Così facendo ha reinventato – un po’ come in “30 giorni al buio”, 07, su scenari simili, ma in Alaska, è stato per il film di vampiri – lo stile alla Tarantino e alla Fratelli Coen, come è stato detto.
Qui perfino sotto le spesse e gelide nevi, covano vulcani di violenza incandescente: e proprio nelle persone che solidamente all’apparenza sono degli esempi civili: è questo il caso del nostro protagonista, nominato all’inizio del film “Cittadino Modello dell’anno”.
E difatti prima si sentiva colpevole della morte del figlio a causa dell’overdose e della disperazione che aveva invaso la moglie, allontanandola da lui.
E stava compiendo l’irreparabile su se stesso, ma venuto casualmente a sapere della verità, ecco che si trasforma completamente.
Tuttavia la sceneggiatura sottilmente ci fornisce alcuni illuminanti dettagli: suo fratello essendo un criminale, vuol dire che a casa sua si respirava l’aria della brutalità e della sopravvivenza alla violenza; e il lavoro che fa richiede coraggio e forza fisica, e un forte senso della concretezza.
Quindi la trasformazione non nasce dal nulla: ha un sostrato psicologico. La sceneggiatura è del danese Kim Fuzz Aakeson, ed è di eccellente qualità, perché inanella situazioni in un crescendo di parossismo di violenza, che non hanno nulla di meccanico: risultano ben congegnate, quanto a motivazioni d’accadimento.
Soprattutto, sono intervallate da siparietti e squarci ironici veramente divertenti. Come quel dialogo impagabile sulla civiltà e la qualità umana delle carceri norvegesi «… dove ti curano gratis anche i denti», battuta detta tra due dei killer serbi coinvolti nella mattanza.
Oppure quell’altra strampalata riflessione pseudo-sociologica sul fatto che è il «… freddo, l’atmosfera geografica dove si sviluppano le democrazie del welfare», anch’essa detta da due killer.
Il più originale è lo stacco che viene dopo ogni decesso: a schermo bianco intero, in silenzio, la croce luterana, che diventa – correttamente… – ortodossa coi serbi, col nome dei morti… Dei quali, alla fine, perdiamo il conto. E a cui è ispirato l’intelligente titolo italiano, diverso dall’originale.
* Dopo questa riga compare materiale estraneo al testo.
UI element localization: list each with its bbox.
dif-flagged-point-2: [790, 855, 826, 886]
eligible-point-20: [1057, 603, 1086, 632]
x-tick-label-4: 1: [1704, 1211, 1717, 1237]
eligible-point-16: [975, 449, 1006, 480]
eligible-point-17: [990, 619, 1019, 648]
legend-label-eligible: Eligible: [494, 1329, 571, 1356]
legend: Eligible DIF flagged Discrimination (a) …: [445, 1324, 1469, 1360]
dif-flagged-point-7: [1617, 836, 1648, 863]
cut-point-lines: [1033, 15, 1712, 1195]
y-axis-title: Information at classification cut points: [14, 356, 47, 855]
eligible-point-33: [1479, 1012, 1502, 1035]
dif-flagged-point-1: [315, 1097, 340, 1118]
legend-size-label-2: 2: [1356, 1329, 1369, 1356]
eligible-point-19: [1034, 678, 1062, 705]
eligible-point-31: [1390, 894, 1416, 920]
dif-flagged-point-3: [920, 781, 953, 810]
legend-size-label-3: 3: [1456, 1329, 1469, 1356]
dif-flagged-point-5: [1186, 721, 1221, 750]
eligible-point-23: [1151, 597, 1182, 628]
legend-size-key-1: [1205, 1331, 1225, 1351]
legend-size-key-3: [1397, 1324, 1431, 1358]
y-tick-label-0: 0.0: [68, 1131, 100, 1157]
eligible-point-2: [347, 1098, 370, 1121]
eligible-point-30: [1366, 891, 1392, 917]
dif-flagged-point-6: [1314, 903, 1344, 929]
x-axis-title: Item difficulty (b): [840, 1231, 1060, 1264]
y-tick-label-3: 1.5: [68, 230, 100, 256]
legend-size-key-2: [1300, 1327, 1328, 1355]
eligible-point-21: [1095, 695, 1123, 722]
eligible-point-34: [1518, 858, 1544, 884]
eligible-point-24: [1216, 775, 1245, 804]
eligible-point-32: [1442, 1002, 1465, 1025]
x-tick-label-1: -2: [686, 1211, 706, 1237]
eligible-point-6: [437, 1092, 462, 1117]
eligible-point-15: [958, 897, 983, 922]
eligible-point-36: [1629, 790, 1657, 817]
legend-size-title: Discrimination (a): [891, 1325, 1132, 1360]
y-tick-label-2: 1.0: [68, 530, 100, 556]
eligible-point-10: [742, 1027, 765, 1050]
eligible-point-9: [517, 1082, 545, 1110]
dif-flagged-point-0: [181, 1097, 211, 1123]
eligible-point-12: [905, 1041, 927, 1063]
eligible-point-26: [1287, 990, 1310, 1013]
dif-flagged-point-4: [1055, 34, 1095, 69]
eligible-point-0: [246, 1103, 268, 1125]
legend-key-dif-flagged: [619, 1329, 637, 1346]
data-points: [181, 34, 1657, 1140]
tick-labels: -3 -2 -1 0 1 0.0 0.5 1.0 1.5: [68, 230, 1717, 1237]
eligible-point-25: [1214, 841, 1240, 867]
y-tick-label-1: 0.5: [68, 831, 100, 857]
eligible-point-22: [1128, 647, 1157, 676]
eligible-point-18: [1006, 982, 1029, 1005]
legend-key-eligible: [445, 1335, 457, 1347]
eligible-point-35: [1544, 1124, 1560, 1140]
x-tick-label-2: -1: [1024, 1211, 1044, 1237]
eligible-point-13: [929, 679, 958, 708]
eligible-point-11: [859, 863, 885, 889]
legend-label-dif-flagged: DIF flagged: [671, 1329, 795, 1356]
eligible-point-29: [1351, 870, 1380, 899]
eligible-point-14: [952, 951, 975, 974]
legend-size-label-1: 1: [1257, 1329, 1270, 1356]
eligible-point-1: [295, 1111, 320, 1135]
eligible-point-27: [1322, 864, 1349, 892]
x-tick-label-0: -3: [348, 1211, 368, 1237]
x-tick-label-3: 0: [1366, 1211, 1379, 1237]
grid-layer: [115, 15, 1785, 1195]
Eppure, anche dietro a questo inarrestabile rosario di tipo noir, chiaramente grottesco, c’è una visione critica coerente sulla società iperprotetta del benessere scandinavo: e infatti sono molteplici i legami col cinema danese del Dogma, quello delle spietate e irriverenti analisi e denunce sociali. Non solo lo sceneggiatore vi ha lavorato, ma uno dei produttori del film è il suo fondatore Lars Von Trier.
E anche il protagonista, il grande Stellan Skarsgaard, anche qui come sempre attore di potenza e finezza, addirittura deve il suo lancio a lui, e ha continuato a lavorarci.
Anche di qualità è la fotografia: Philip Ogard è un professionista di livello, attivo da oltre un trentennio. Ha saputo amalgamare in chiave fluida e drammatica i bianchi intensi delle nevi, con le altre tinte degli interni, ottenendo un’illuminazione nello stesso tempo distorcente e surreale: ma anche concreta e finto-realistica.
Del tutto spiazzante l’ultima sequenza del sottofinale: i due vecchi sopravvissuti (l’altro è Bruno Ganz), tutti e due avendo perso i figli, criminali, perché anche il nostro lo è diventato, procedono persi nella nebbia nel silenzio a togliere la neve.
Annullati e riappacificati con se stessi.